The Government are taking action to deliver a long-term strategy to eradicate bovine TB in England and protect the future of the dairy and beef industries. That strategy includes strengthening cattle testing and movement controls, improving biosecurity on farm, and badger control in areas where TB is rife. The veterinary advice is clear that there is no example in the world of a country that has successfully eradicated TB without also tackling the reservoir of the disease in the wildlife population.
Badger culling in England costs around £7,000 per badger killed; in Wales, the badger vaccination programme costs around £700 per badger vaccinated. Lord Krebs, the renowned scientific adviser on the subject, has continually said that
“rolling out culling as a national policy to control TB in cattle is not really credible.”
Why, then, do the Government persist with a policy that is stupid, costly and ineffective?
The cost of doing nothing would be £1 billion in 10 years’ time. As for the cost of running the culls, there were one-off costs initially, but those were halved in the most recent culls last year. The right hon. Lady will also be aware that Wales has had to suspend the vaccination programme because of a lack of availability of vaccine and on the advice of the World Health Organisation. The vaccination programme was also in a tiny pilot area of about 1.5% of Wales. Wales has had success with cattle movement controls just as we have done, and that is the reason it has been able to bear down on the disease in the same way we have.
My hon. Friend the Minister has already pointed out issues with bovine TB. My hon. Friend the Member for Plymouth, Sutton and Devonport (Oliver Colvile)—who is not in his place—and I share a love of hedgehogs. Years ago I brought a hedgehog into the Chamber, which was completely out of order—[Interruption.] Not in your time, Mr Speaker: it was under Baroness Boothroyd, who did not approve. It did something terrible in my hand, I dropped it and it scurried off. That is off the point, sorry.
The hedgehog population is falling, and it is partly because they are part of the food chain of badgers. Badgers may be cuddly, while hedgehogs have spikes but they are cuddly too, and we need to remember that they are being attacked by all the badgers where there is no cull.
My hon. Friend is a real advocate for hedgehogs, and many other hon. Members have supported their cause, including my hon. Friend the Member for Plymouth, Sutton and Devonport (Oliver Colvile). Some research suggests that badgers compete with hedgehogs for some foods and in their environment, but there are many other pressures on the hedgehog, including gardens that are not particularly hedgehog friendly. Everybody can play a role in helping hedgehog populations to recover.
It is, of course, national hedgehog week, and we need to do all that we can to protect their habitats rather than blaming badgers.
Usually when experts tell us that something is not working the sensible thing to do is to stop. So why, when the Government’s experts said that last year’s efforts were ineffective and inhumane, and when bovine TB increased by 34% in Somerset, is the Department so determined to push ahead with yet more culling? May we have a moratorium on the granting of any more licences this year until we have had a full public debate, with all the information in the public domain, so that we can decide whether it is worth proceeding with culling?

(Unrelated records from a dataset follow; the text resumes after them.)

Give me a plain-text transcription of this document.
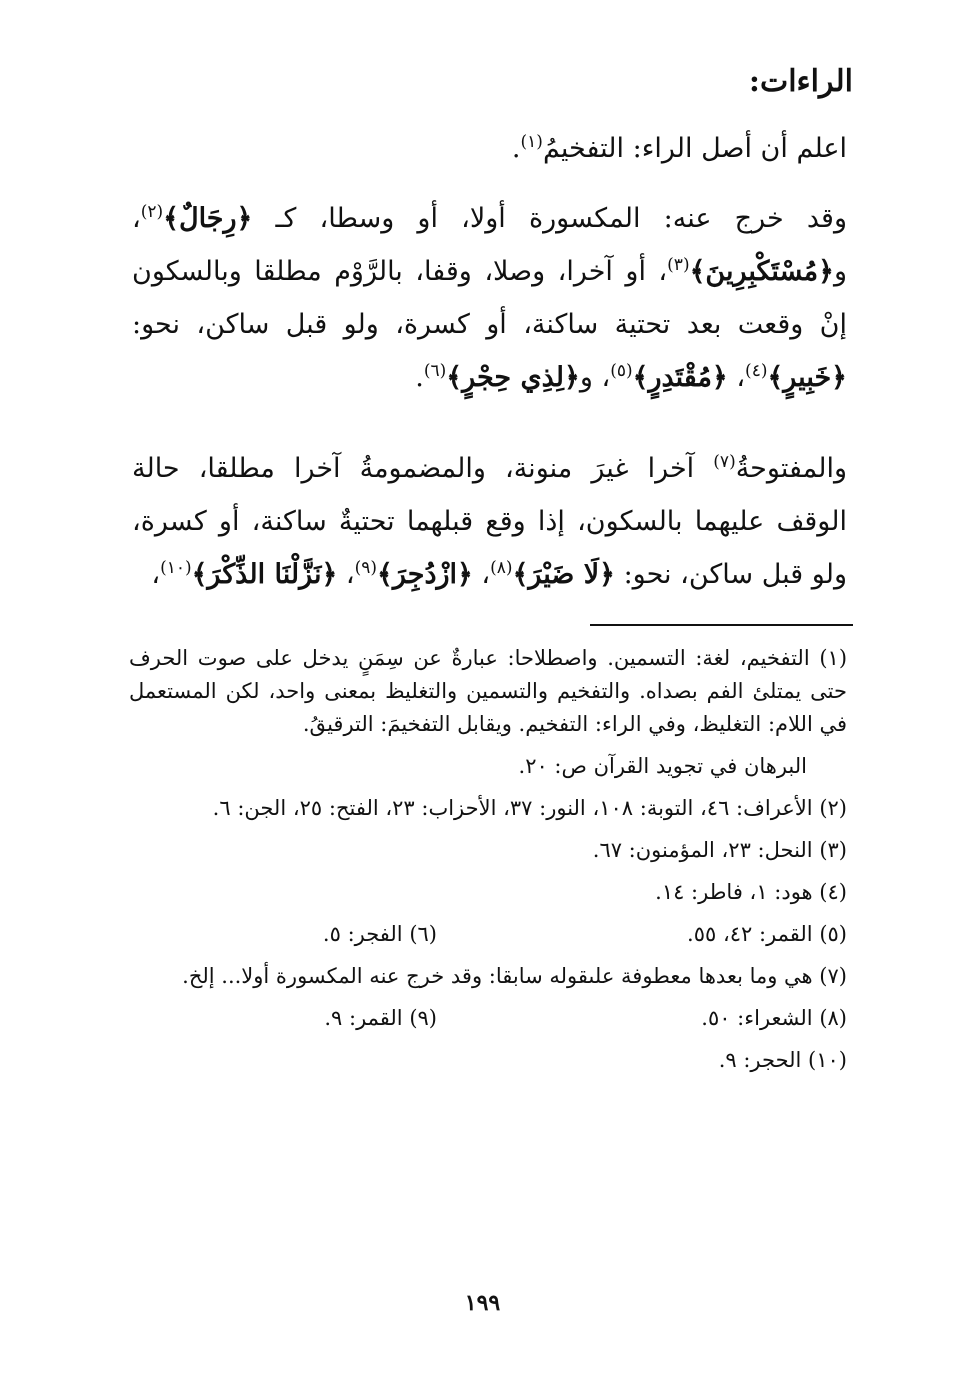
الراءات:

اعلم أن أصل الراء: التفخيمُ$^{(١)}$.

وقد خرج عنه: المكسورة أولا، أو وسطا، كـ ﴿رِجَالٌ﴾$^{(٢)}$، و﴿مُسْتَكْبِرِينَ﴾$^{(٣)}$، أو آخرا، وصلا، وقفا، بالرَّوْم مطلقا وبالسكون إنْ وقعت بعد تحتية ساكنة، أو كسرة، ولو قبل ساكن، نحو: ﴿خَبِيرٍ﴾$^{(٤)}$، ﴿مُقْتَدِرٍ﴾$^{(٥)}$، و﴿لِذِي حِجْرٍ﴾$^{(٦)}$.

والمفتوحةُ$^{(٧)}$ آخرا غيرَ منونة، والمضمومةُ آخرا مطلقا، حالة الوقف عليهما بالسكون، إذا وقع قبلهما تحتيةٌ ساكنة، أو كسرة، ولو قبل ساكن، نحو: ﴿لَا ضَيْرَ﴾$^{(٨)}$، ﴿ازْدُجِرَ﴾$^{(٩)}$، ﴿نَزَّلْنَا الذِّكْرَ﴾$^{(١٠)}$،

(١) التفخيم، لغة: التسمين. واصطلاحا: عبارةٌ عن سِمَنٍ يدخل على صوت الحرف حتى يمتلئ الفم بصداه. والتفخيم والتسمين والتغليظ بمعنى واحد، لكن المستعمل في اللام: التغليظ، وفي الراء: التفخيم. ويقابل التفخيمَ: الترقيقُ.

البرهان في تجويد القرآن ص: ٢٠.

(٢) الأعراف: ٤٦، التوبة: ١٠٨، النور: ٣٧، الأحزاب: ٢٣، الفتح: ٢٥، الجن: ٦.

(٣) النحل: ٢٣، المؤمنون: ٦٧.

(٤) هود: ١، فاطر: ١٤.

(٥) القمر: ٤٢، ٥٥.
(٦) الفجر: ٥.

(٧) هي وما بعدها معطوفة علىقوله سابقا: وقد خرج عنه المكسورة أولا... إلخ.

(٨) الشعراء: ٥٠.
(٩) القمر: ٩.

(١٠) الحجر: ٩.

١٩٩
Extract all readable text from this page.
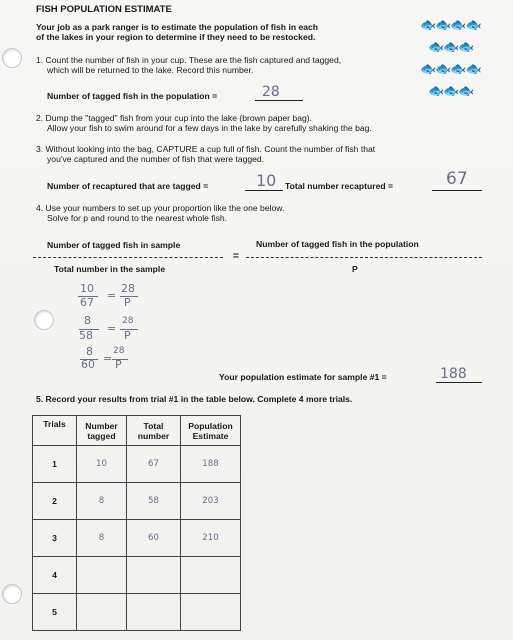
FISH POPULATION ESTIMATE
🐟🐟🐟🐟
🐟🐟🐟
🐟🐟🐟🐟
🐟🐟🐟
Your job as a park ranger is to estimate the population of fish in each
of the lakes in your region to determine if they need to be restocked.
1. Count the number of fish in your cup. These are the fish captured and tagged,
which will be returned to the lake. Record this number.
Number of tagged fish in the population =	28
2. Dump the "tagged" fish from your cup into the lake (brown paper bag).
Allow your fish to swim around for a few days in the lake by carefully shaking the bag.
3. Without looking into the bag, CAPTURE a cup full of fish. Count the number of fish that
you've captured and the number of fish that were tagged.
Number of recaptured that are tagged =	10 Total number recaptured =	67
4. Use your numbers to set up your proportion like the one below.
Solve for p and round to the nearest whole fish.
Number of tagged fish in sample	Number of tagged fish in the population
=
Total number in the sample	P
10
67
=
28
P
8
58
=
28
P
8
60 =
28
P
Your population estimate for sample #1 =	188
5. Record your results from trial #1 in the table below. Complete 4 more trials.
Trials	Number tagged	Total number	Population Estimate
1	10	67	188
2	8	58	203
3	8	60	210
4			
5			
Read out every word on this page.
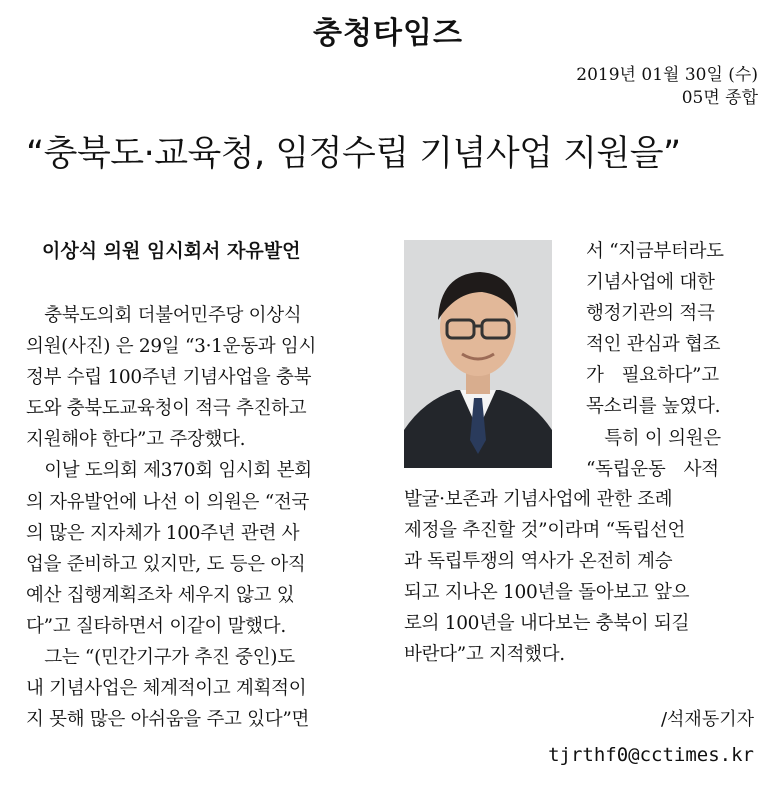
충청타임즈
2019년 01월 30일 (수)
05면 종합
“충북도·교육청, 임정수립 기념사업 지원을”
이상식 의원 임시회서 자유발언
　충북도의회 더불어민주당 이상식
의원(사진) 은 29일 “3·1운동과 임시
정부 수립 100주년 기념사업을 충북
도와 충북도교육청이 적극 추진하고
지원해야 한다”고 주장했다.
　이날 도의회 제370회 임시회 본회
의 자유발언에 나선 이 의원은 “전국
의 많은 지자체가 100주년 관련 사
업을 준비하고 있지만, 도 등은 아직
예산 집행계획조차 세우지 않고 있
다”고 질타하면서 이같이 말했다.
　그는 “(민간기구가 추진 중인)도
내 기념사업은 체계적이고 계획적이
지 못해 많은 아쉬움을 주고 있다”면
서 “지금부터라도
기념사업에 대한
행정기관의 적극
적인 관심과 협조
가　필요하다”고
목소리를 높였다.
　특히 이 의원은
“독립운동　사적
발굴·보존과 기념사업에 관한 조례
제정을 추진할 것”이라며 “독립선언
과 독립투쟁의 역사가 온전히 계승
되고 지나온 100년을 돌아보고 앞으
로의 100년을 내다보는 충북이 되길
바란다”고 지적했다.
/석재동기자
tjrthf0@cctimes.kr
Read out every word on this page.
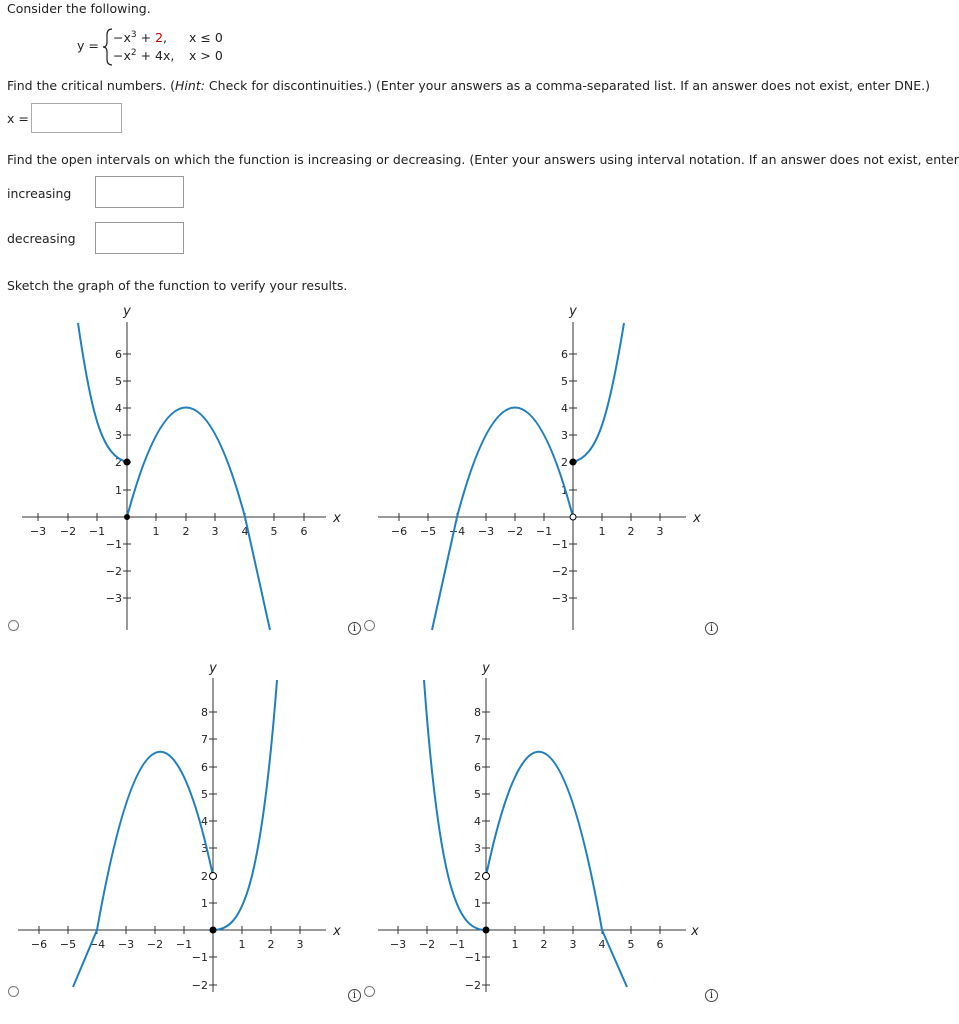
Consider the following.
y =
$-x^3 + 2$, x ≤ 0
$-x^2 + 4x$, x > 0
Find the critical numbers. (Hint: Check for discontinuities.) (Enter your answers as a comma-separated list. If an answer does not exist, enter DNE.)
x =
Find the open intervals on which the function is increasing or decreasing. (Enter your answers using interval notation. If an answer does not exist, enter
increasing
decreasing
Sketch the graph of the function to verify your results.
−3 −2 −1	1 2 3 4 5 6
6
5
4
3
2
1
−1
−2
−3
y
x
i
−6 −5 −4 −3 −2 −1	1 2 3
6
5
4
3
2
1
−1
−2
−3
y
x
i
−6 −5 −4 −3 −2 −1	1 2 3
8
7
6
5
4
3
2
1
−1
−2
y
x
i
−3 −2 −1	1 2 3 4 5 6
8
7
6
5
4
3
2
1
−1
−2
y
x
i
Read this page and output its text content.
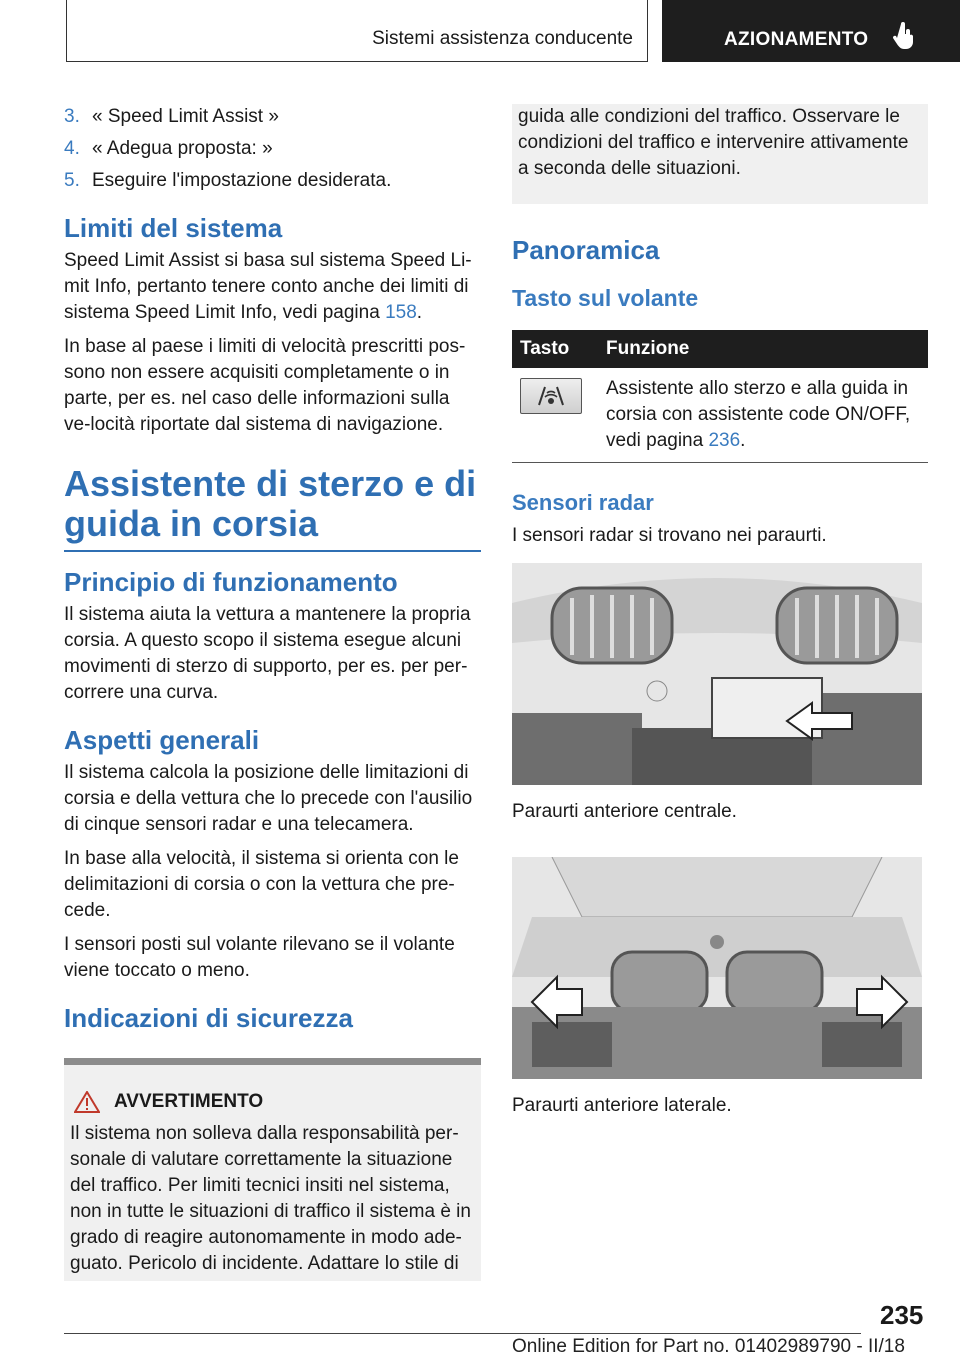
Sistemi assistenza conducente	AZIONAMENTO
3. « Speed Limit Assist »
4. « Adegua proposta: »
5. Eseguire l'impostazione desiderata.
Limiti del sistema

Speed Limit Assist si basa sul sistema Speed Li-mit Info, pertanto tenere conto anche dei limiti di sistema Speed Limit Info, vedi pagina 158.

In base al paese i limiti di velocità prescritti pos-sono non essere acquisiti completamente o in parte, per es. nel caso delle informazioni sulla ve-locità riportate dal sistema di navigazione.

Assistente di sterzo e di guida in corsia
Principio di funzionamento

Il sistema aiuta la vettura a mantenere la propria corsia. A questo scopo il sistema esegue alcuni movimenti di sterzo di supporto, per es. per per-correre una curva.

Aspetti generali

Il sistema calcola la posizione delle limitazioni di corsia e della vettura che lo precede con l'ausilio di cinque sensori radar e una telecamera.

In base alla velocità, il sistema si orienta con le delimitazioni di corsia o con la vettura che pre-cede.

I sensori posti sul volante rilevano se il volante viene toccato o meno.

Indicazioni di sicurezza
AVVERTIMENTO
Il sistema non solleva dalla responsabilità per-sonale di valutare correttamente la situazione del traffico. Per limiti tecnici insiti nel sistema, non in tutte le situazioni di traffico il sistema è in grado di reagire autonomamente in modo ade-guato. Pericolo di incidente. Adattare lo stile di
guida alle condizioni del traffico. Osservare le condizioni del traffico e intervenire attivamente a seconda delle situazioni.
Panoramica
Tasto sul volante
Tasto	Funzione
	Assistente allo sterzo e alla guida in corsia con assistente code ON/OFF, vedi pagina 236.
Sensori radar

I sensori radar si trovano nei paraurti.

Paraurti anteriore centrale.

Paraurti anteriore laterale.

235
Online Edition for Part no. 01402989790 - II/18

The country’s leading experts on tackling bovine TB are in DEFRA, including the chief vet and his veterinary team. Their advice is clear: we will not eradicate this disease unless we also tackle the reservoir of disease in the wildlife population. That is why we are committed to a roll-out of the cull in areas where the disease is rife.
The Minister was characteristically generous to the right hon. Member for Cynon Valley (Ann Clwyd). Can he give us the figures for the increase in outbreaks of bovine TB in Wales and in England? For those of us who have constituents on the Welsh border, will he continue to roll out the cull and do as much as he can, rather than punishing beef and dairy farmers with post-movement testing?
My hon. Friend will be aware that in England we slaughter some 28,000 cattle a year. Last year, both England and Wales saw a slight increase in the prevalence of the disease, but that tends to move in cycles. In the previous year, we saw a slight reduction in the disease. I understand that the cattle movement controls we have put in place are frustrating for some farmers, but they are also a necessary part of eradicating this disease. We have to do all of these things—deal with the reservoir of disease in the wildlife population, improve biosecurity on farms and, yes, improve cattle movement controls so that we can reduce transmission of the disease.
As my hon. Friend knows, the randomised badger culling trials a decade or more ago found that the benefits of the culling of badgers were only seen some four years after the conclusion of the culls. The reality is that the programme is a long-term commitment and it will be several years before we can see the impact of the culls. From figures from last year, however, we know that perturbation, which several hon. Members have previously highlighted to me, was actually far less of an issue in years one and two of the culls in Gloucester and Somerset than people predicted.